R packages part 2: on a roll

In part 2: versioning, GitHub release, data, other files, testing, and vignettes.

See part 1 for R package set up, directory structure, the DESCRIPTION file, writing R code for packages, using roxygen2 to write documentation and define the package namespace, and a simple build protocol.

Sources:

R packages by Hadley Wickham
Developer guidelines from Bioconductor
Writing R extensions by R Core Team
Developing R packages by Jeff Leek

Versioning

Use x.y.z versioning scheme, starting with 0.1.0 as recommended by Jeff Leek. Before release on CRAN or Bioconductor, keep x at 0 and increase y with every major redesign. Each time a change is made public (pushed to GitHub), increase z by one.

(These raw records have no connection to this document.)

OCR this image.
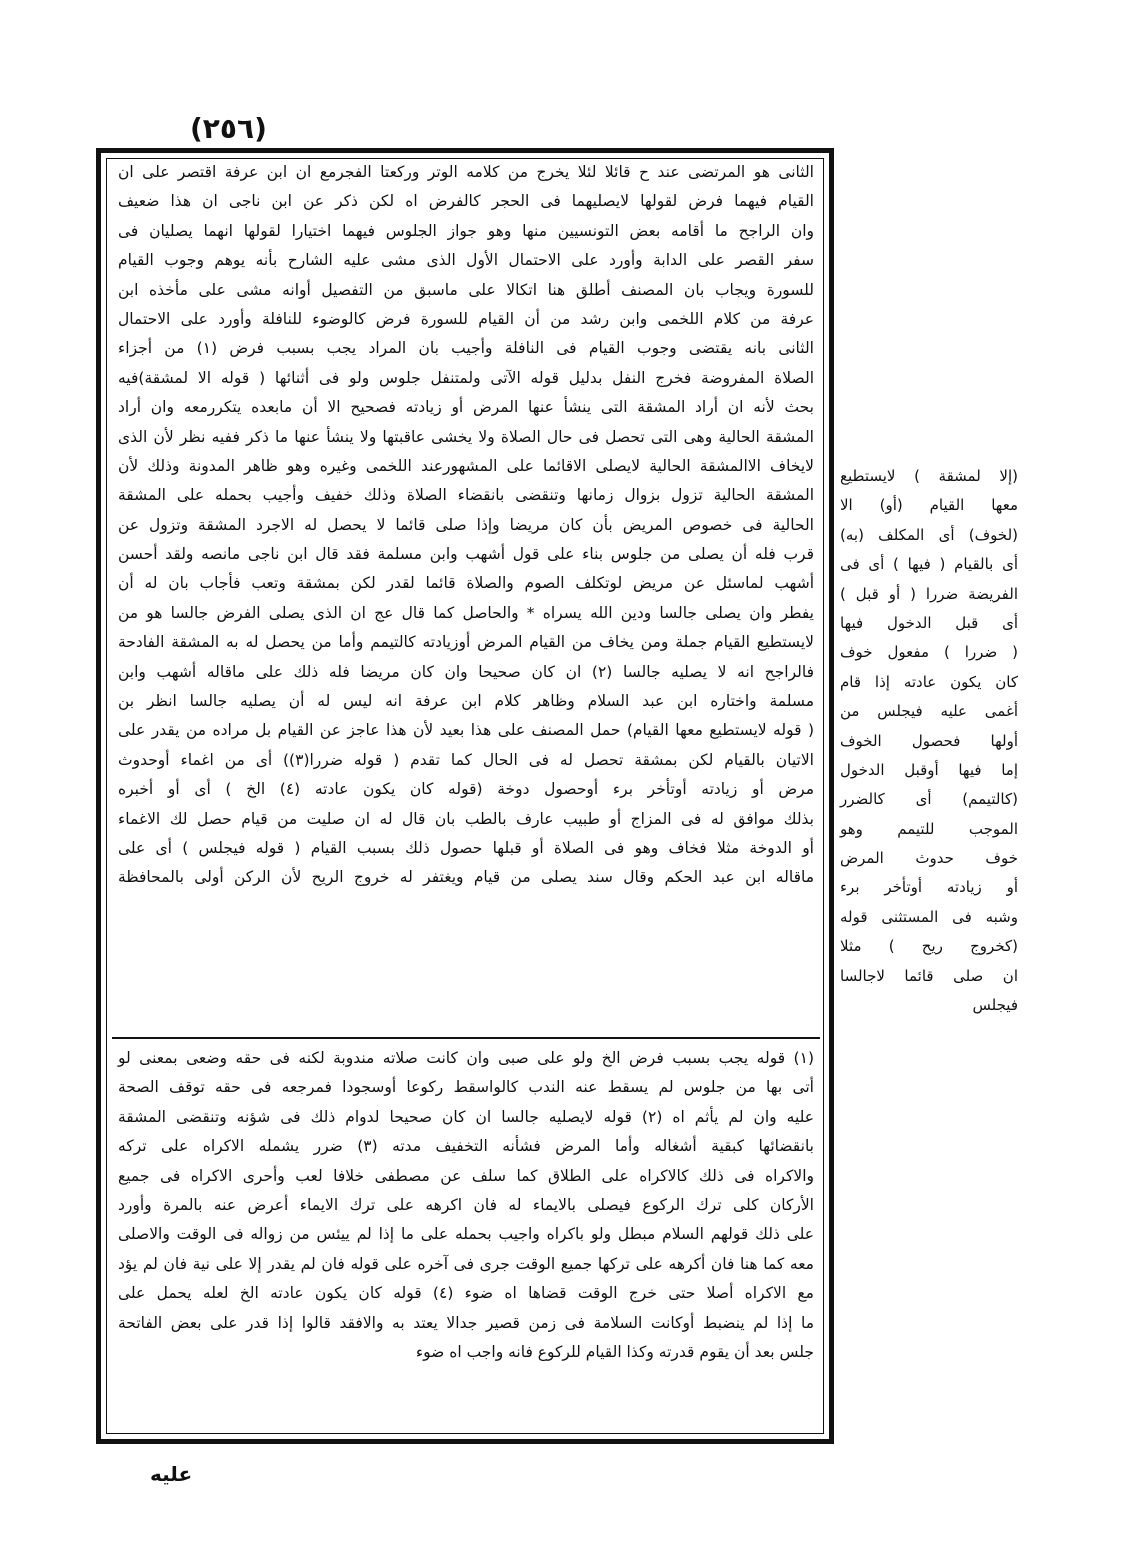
(٢٥٦)
الثانى هو المرتضى عند ح قائلا لئلا يخرج من كلامه الوتر وركعتا الفجرمع ان ابن عرفة اقتصر على ان
القيام فيهما فرض لقولها لايصليهما فى الحجر كالفرض اه لكن ذكر عن ابن ناجى ان هذا ضعيف
وان الراجح ما أقامه بعض التونسيين منها وهو جواز الجلوس فيهما اختيارا لقولها انهما يصليان فى
سفر القصر على الدابة وأورد على الاحتمال الأول الذى مشى عليه الشارح بأنه يوهم وجوب القيام
للسورة ويجاب بان المصنف أطلق هنا اتكالا على ماسبق من التفصيل أوانه مشى على مأخذه ابن
عرفة من كلام اللخمى وابن رشد من أن القيام للسورة فرض كالوضوء للنافلة وأورد على الاحتمال
الثانى بانه يقتضى وجوب القيام فى النافلة وأجيب بان المراد يجب بسبب فرض (١) من أجزاء
الصلاة المفروضة فخرج النفل بدليل قوله الآتى ولمتنفل جلوس ولو فى أثنائها ( قوله الا لمشقة)فيه
بحث لأنه ان أراد المشقة التى ينشأ عنها المرض أو زيادته فصحيح الا أن مابعده يتكررمعه وان أراد
المشقة الحالية وهى التى تحصل فى حال الصلاة ولا يخشى عاقبتها ولا ينشأ عنها ما ذكر ففيه نظر لأن الذى
لايخاف الاالمشقة الحالية لايصلى الاقائما على المشهورعند اللخمى وغيره وهو ظاهر المدونة وذلك لأن
المشقة الحالية تزول بزوال زمانها وتنقضى بانقضاء الصلاة وذلك خفيف وأجيب بحمله على المشقة
الحالية فى خصوص المريض بأن كان مريضا وإذا صلى قائما لا يحصل له الاجرد المشقة وتزول عن
قرب فله أن يصلى من جلوس بناء على قول أشهب وابن مسلمة فقد قال ابن ناجى مانصه ولقد أحسن
أشهب لماسئل عن مريض لوتكلف الصوم والصلاة قائما لقدر لكن بمشقة وتعب فأجاب بان له أن
يفطر وان يصلى جالسا ودين الله يسراه * والحاصل كما قال عج ان الذى يصلى الفرض جالسا هو من
لايستطيع القيام جملة ومن يخاف من القيام المرض أوزيادته كالتيمم وأما من يحصل له به المشقة الفادحة
فالراجح انه لا يصليه جالسا (٢) ان كان صحيحا وان كان مريضا فله ذلك على ماقاله أشهب وابن
مسلمة واختاره ابن عبد السلام وظاهر كلام ابن عرفة انه ليس له أن يصليه جالسا انظر بن
( قوله لايستطيع معها القيام) حمل المصنف على هذا بعيد لأن هذا عاجز عن القيام بل مراده من يقدر على
الاتيان بالقيام لكن بمشقة تحصل له فى الحال كما تقدم ( قوله ضررا(٣)) أى من اغماء أوحدوث
مرض أو زيادته أوتأخر برء أوحصول دوخة (قوله كان يكون عادته (٤) الخ ) أى أو أخبره
بذلك موافق له فى المزاج أو طبيب عارف بالطب بان قال له ان صليت من قيام حصل لك الاغماء
أو الدوخة مثلا فخاف وهو فى الصلاة أو قبلها حصول ذلك بسبب القيام ( قوله فيجلس ) أى على
ماقاله ابن عبد الحكم وقال سند يصلى من قيام ويغتفر له خروج الريح لأن الركن أولى بالمحافظة
(١) قوله يجب بسبب فرض الخ ولو على صبى وان كانت صلاته مندوبة لكنه فى حقه وضعى بمعنى لو
أتى بها من جلوس لم يسقط عنه الندب كالواسقط ركوعا أوسجودا فمرجعه فى حقه توقف الصحة
عليه وان لم يأثم اه (٢) قوله لايصليه جالسا ان كان صحيحا لدوام ذلك فى شؤنه وتنقضى المشقة
بانقضائها كبقية أشغاله وأما المرض فشأنه التخفيف مدته (٣) ضرر يشمله الاكراه على تركه
والاكراه فى ذلك كالاكراه على الطلاق كما سلف عن مصطفى خلافا لعب وأحرى الاكراه فى جميع
الأركان كلى ترك الركوع فيصلى بالايماء له فان اكرهه على ترك الايماء أعرض عنه بالمرة وأورد
على ذلك قولهم السلام مبطل ولو باكراه واجيب بحمله على ما إذا لم ييئس من زواله فى الوقت والاصلى
معه كما هنا فان أكرهه على تركها جميع الوقت جرى فى آخره على قوله فان لم يقدر إلا على نية فان لم يؤد
مع الاكراه أصلا حتى خرج الوقت قضاها اه ضوء (٤) قوله كان يكون عادته الخ لعله يحمل على
ما إذا لم ينضبط أوكانت السلامة فى زمن قصير جدالا يعتد به والافقد قالوا إذا قدر على بعض الفاتحة
جلس بعد أن يقوم قدرته وكذا القيام للركوع فانه واجب اه ضوء
(إلا لمشقة ) لايستطيع
معها القيام (أو) الا
(لخوف) أى المكلف (به)
أى بالقيام ( فيها ) أى فى
الفريضة ضررا ( أو قبل )
أى قبل الدخول فيها
( ضررا ) مفعول خوف
كان يكون عادته إذا قام
أغمى عليه فيجلس من
أولها فحصول الخوف
إما فيها أوقبل الدخول
(كالتيمم) أى كالضرر
الموجب للتيمم وهو
خوف حدوث المرض
أو زيادته أوتأخر برء
وشبه فى المستثنى قوله
(كخروج ريح ) مثلا
ان صلى قائما لاجالسا
فيجلس
عليه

When submitting a package to Bioconductor, submit as version 0.99.0 so it gets bumped up to 1.0.0 on the next Bioconductor release. Bioconductor uses even y for packages in release and odd y for packages in development. Every time the Bioconductor release version increases y to the next even, bump up the GitHub (devel) version to the next odd. Continue to increase z with every public change (bumps back to zero with every y increase). To signify a major redesign with increased x, set y to 99 in the development version, and then the next Bioconductor release will be (x+1).0.0.

GitHub for R packages

For an in-depth explanation of version control and code release using git and GitHub for R package development, see Hadley Wickham’s chapter. In brief:

use git version control for local package development from the start (can turn on within RStudio),
create GitHub repo with same name as the package,
set remote origin of the local git repo to git@github.com:username/packagename.git,
write a README.md file to describe the package to GitHub users - include installation instructions e.g. devtools::install_github('username/packagename'),
push public versions to GitHub, bumping up the version number z and ensuring R CMD CHECK passes.

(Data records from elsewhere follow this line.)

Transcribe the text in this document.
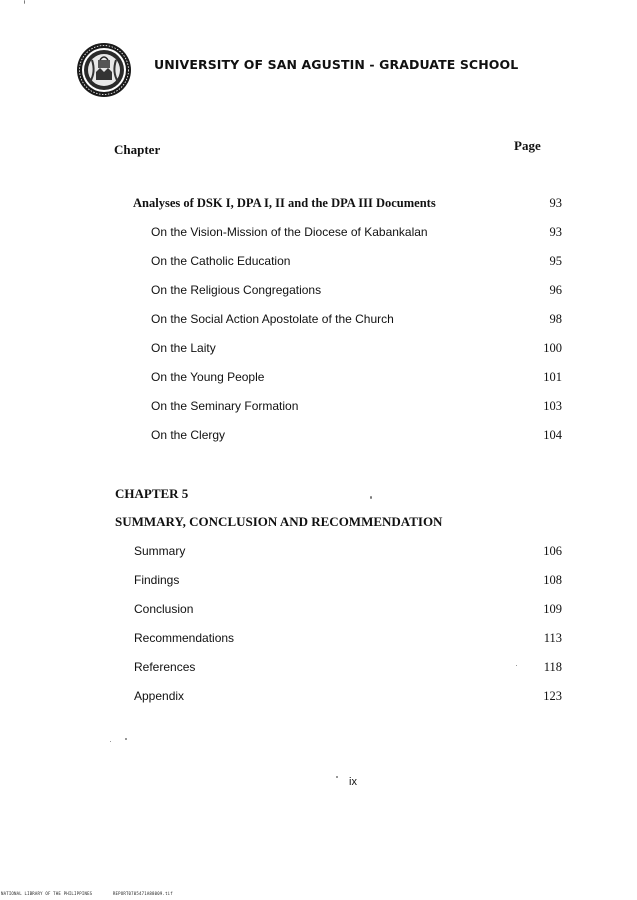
UNIVERSITY OF SAN AGUSTIN - GRADUATE SCHOOL
Chapter	Page
Analyses of DSK I, DPA I, II and the DPA III Documents	93
On the Vision-Mission of the Diocese of Kabankalan	93
On the Catholic Education	95
On the Religious Congregations	96
On the Social Action Apostolate of the Church	98
On the Laity	100
On the Young People	101
On the Seminary Formation	103
On the Clergy	104
CHAPTER 5
SUMMARY, CONCLUSION AND RECOMMENDATION
Summary	106
Findings	108
Conclusion	109
Recommendations	113
References	118
Appendix	123
ix
NATIONAL LIBRARY OF THE PHILIPPINES	REPORT0705471A88009.tif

The URL and BugReports fields in the DESCRIPTION file can point to the package’s GitHub site and issues page. Use git tags to mark important versions.

Data

Data can be included in an R package as a means of: data release and sharing; checking package behavior with automated tests; and demonstrating package functions through examples or vignettes.

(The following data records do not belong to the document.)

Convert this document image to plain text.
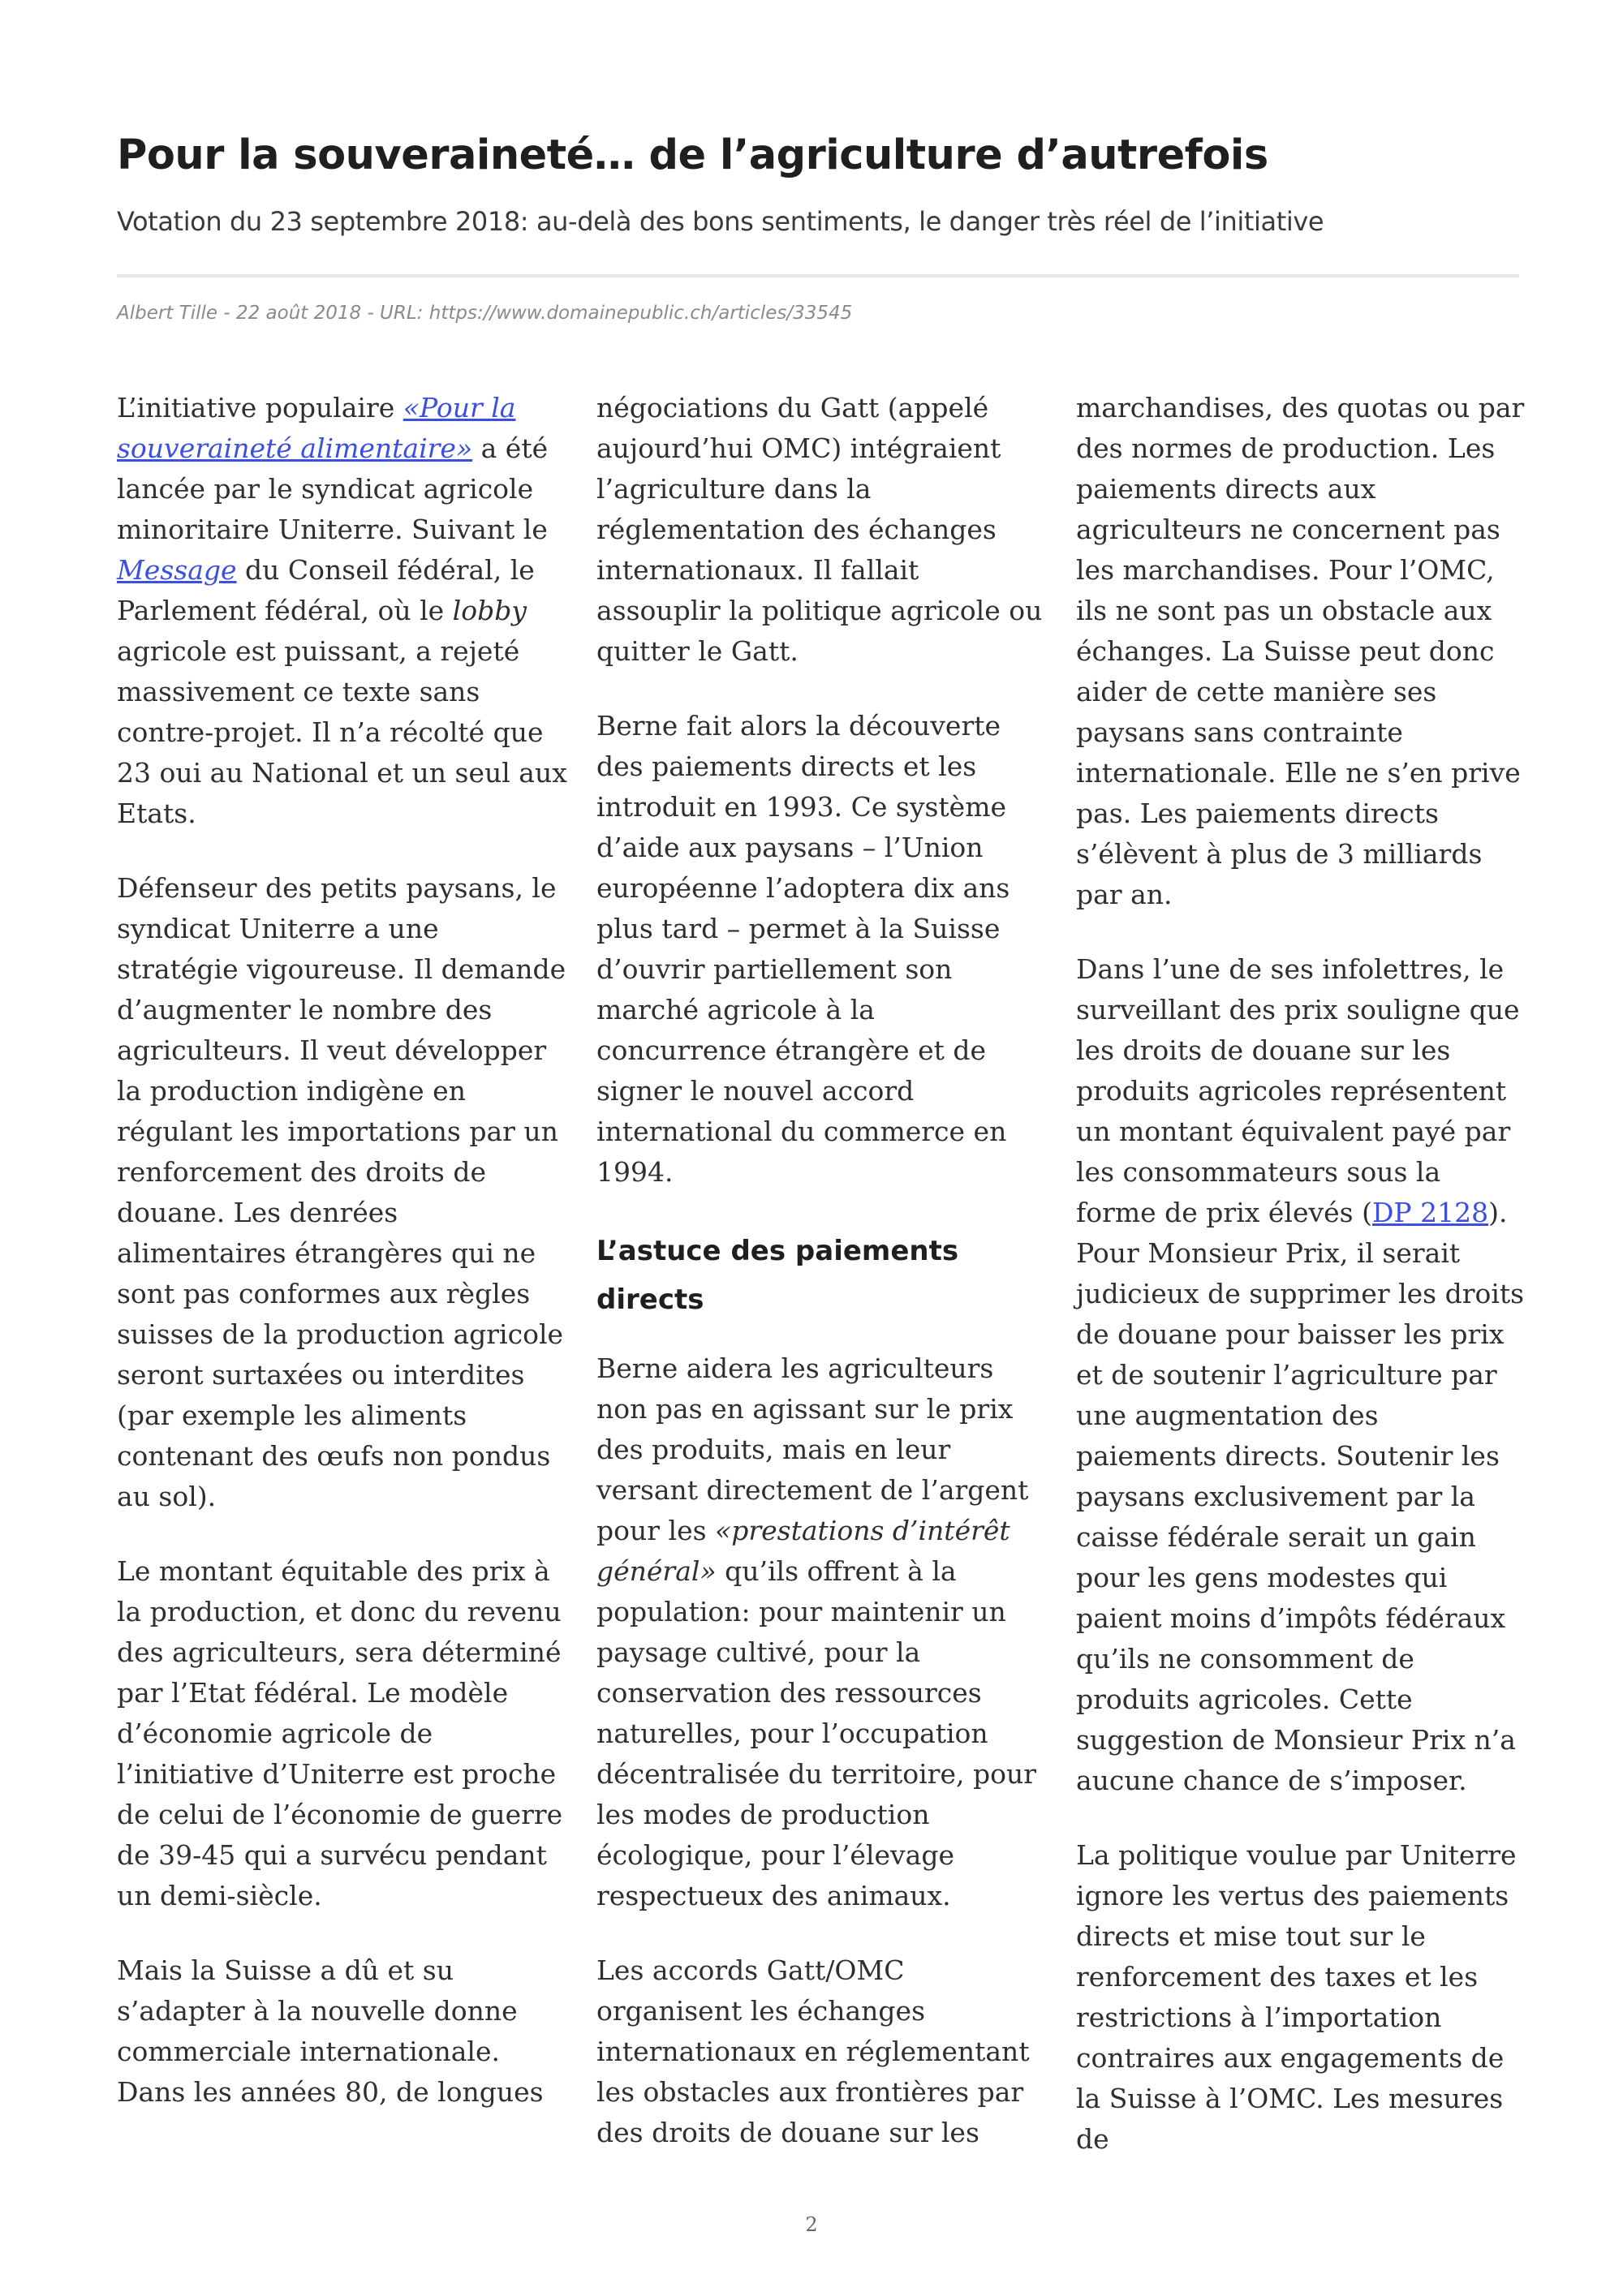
Pour la souveraineté… de l’agriculture d’autrefois

Votation du 23 septembre 2018: au-delà des bons sentiments, le danger très réel de l’initiative

Albert Tille - 22 août 2018 - URL: https://www.domainepublic.ch/articles/33545

L’initiative populaire «Pour la souveraineté alimentaire» a été lancée par le syndicat agricole minoritaire Uniterre. Suivant le Message du Conseil fédéral, le Parlement fédéral, où le lobby agricole est puissant, a rejeté massivement ce texte sans contre-projet. Il n’a récolté que 23 oui au National et un seul aux Etats.

Défenseur des petits paysans, le syndicat Uniterre a une stratégie vigoureuse. Il demande d’augmenter le nombre des agriculteurs. Il veut développer la production indigène en régulant les importations par un renforcement des droits de douane. Les denrées alimentaires étrangères qui ne sont pas conformes aux règles suisses de la production agricole seront surtaxées ou interdites (par exemple les aliments contenant des œufs non pondus au sol).

Le montant équitable des prix à la production, et donc du revenu des agriculteurs, sera déterminé par l’Etat fédéral. Le modèle d’économie agricole de l’initiative d’Uniterre est proche de celui de l’économie de guerre de 39-45 qui a survécu pendant un demi-siècle.

Mais la Suisse a dû et su s’adapter à la nouvelle donne commerciale internationale. Dans les années 80, de longues

négociations du Gatt (appelé aujourd’hui OMC) intégraient l’agriculture dans la réglementation des échanges internationaux. Il fallait assouplir la politique agricole ou quitter le Gatt.

Berne fait alors la découverte des paiements directs et les introduit en 1993. Ce système d’aide aux paysans – l’Union européenne l’adoptera dix ans plus tard – permet à la Suisse d’ouvrir partiellement son marché agricole à la concurrence étrangère et de signer le nouvel accord international du commerce en 1994.

L’astuce des paiements directs

Berne aidera les agriculteurs non pas en agissant sur le prix des produits, mais en leur versant directement de l’argent pour les «prestations d’intérêt général» qu’ils offrent à la population: pour maintenir un paysage cultivé, pour la conservation des ressources naturelles, pour l’occupation décentralisée du territoire, pour les modes de production écologique, pour l’élevage respectueux des animaux.

Les accords Gatt/OMC organisent les échanges internationaux en réglementant les obstacles aux frontières par des droits de douane sur les

marchandises, des quotas ou par des normes de production. Les paiements directs aux agriculteurs ne concernent pas les marchandises. Pour l’OMC, ils ne sont pas un obstacle aux échanges. La Suisse peut donc aider de cette manière ses paysans sans contrainte internationale. Elle ne s’en prive pas. Les paiements directs s’élèvent à plus de 3 milliards par an.

Dans l’une de ses infolettres, le surveillant des prix souligne que les droits de douane sur les produits agricoles représentent un montant équivalent payé par les consommateurs sous la forme de prix élevés (DP 2128). Pour Monsieur Prix, il serait judicieux de supprimer les droits de douane pour baisser les prix et de soutenir l’agriculture par une augmentation des paiements directs. Soutenir les paysans exclusivement par la caisse fédérale serait un gain pour les gens modestes qui paient moins d’impôts fédéraux qu’ils ne consomment de produits agricoles. Cette suggestion de Monsieur Prix n’a aucune chance de s’imposer.

La politique voulue par Uniterre ignore les vertus des paiements directs et mise tout sur le renforcement des taxes et les restrictions à l’importation contraires aux engagements de la Suisse à l’OMC. Les mesures de

2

If the package is primarily a vehicle for data release and sharing, then the included functions should be minimal. If the package is primarily designed as analysis software, then the included data should be small. Large examples and vignettes for software packages can use large datasets from separate data packages. Note that data packages in Bioconductor are not limited by the same size restrictions as apply to software packages (see here).

R data objects to be exported to the user (for examples and vignettes) go in data/. The code to generate these objects goes in a data-raw/ directory. Run devtools::use_data_raw() to both create the data-raw/ directory, and add it to .Rbuildignore. In the data generation scripts, use devtools::use_data(object) to create a .rda file with the same name as the object in data/. Set LazyData: true in the DESCRIPTION file. Lazy-loading allows these data objects to be accessed directly in examples or vignettes (don’t require explicit loading), and only take up memory in an R session when called upon.

Objects in data/ are exported to the user (no export tag required), and should, therefore, be documented. Write a roxygen comment block for each data object in the R/<pkgname>.R file, with the data object name as an uncommented string beneath. Example from ggplot2 package:

#' Prices of 50,000 round cut diamonds.
#'
#' A dataset containing the prices and other attributes of almost 54,000
#' diamonds.
#'
#' @format A data frame with 53940 rows and 10 variables:
#' \describe{
#'   \item{price}{price, in US dollars}
#'   \item{carat}{weight of the diamond, in carats}
#'   ...
#' }
#' @source \url{http://www.diamondse.info/}
"diamonds"

R data objects to be hidden from the user (for internal use within functions) go in R/sysdata.rda. As above, put the code to generate these objects in data-raw/, and use devtools::use_data(object1, object2, internal=TRUE) to save them to R/sysdata.rda. These objects will be available internally via lazy-loading (no need to explicitly load).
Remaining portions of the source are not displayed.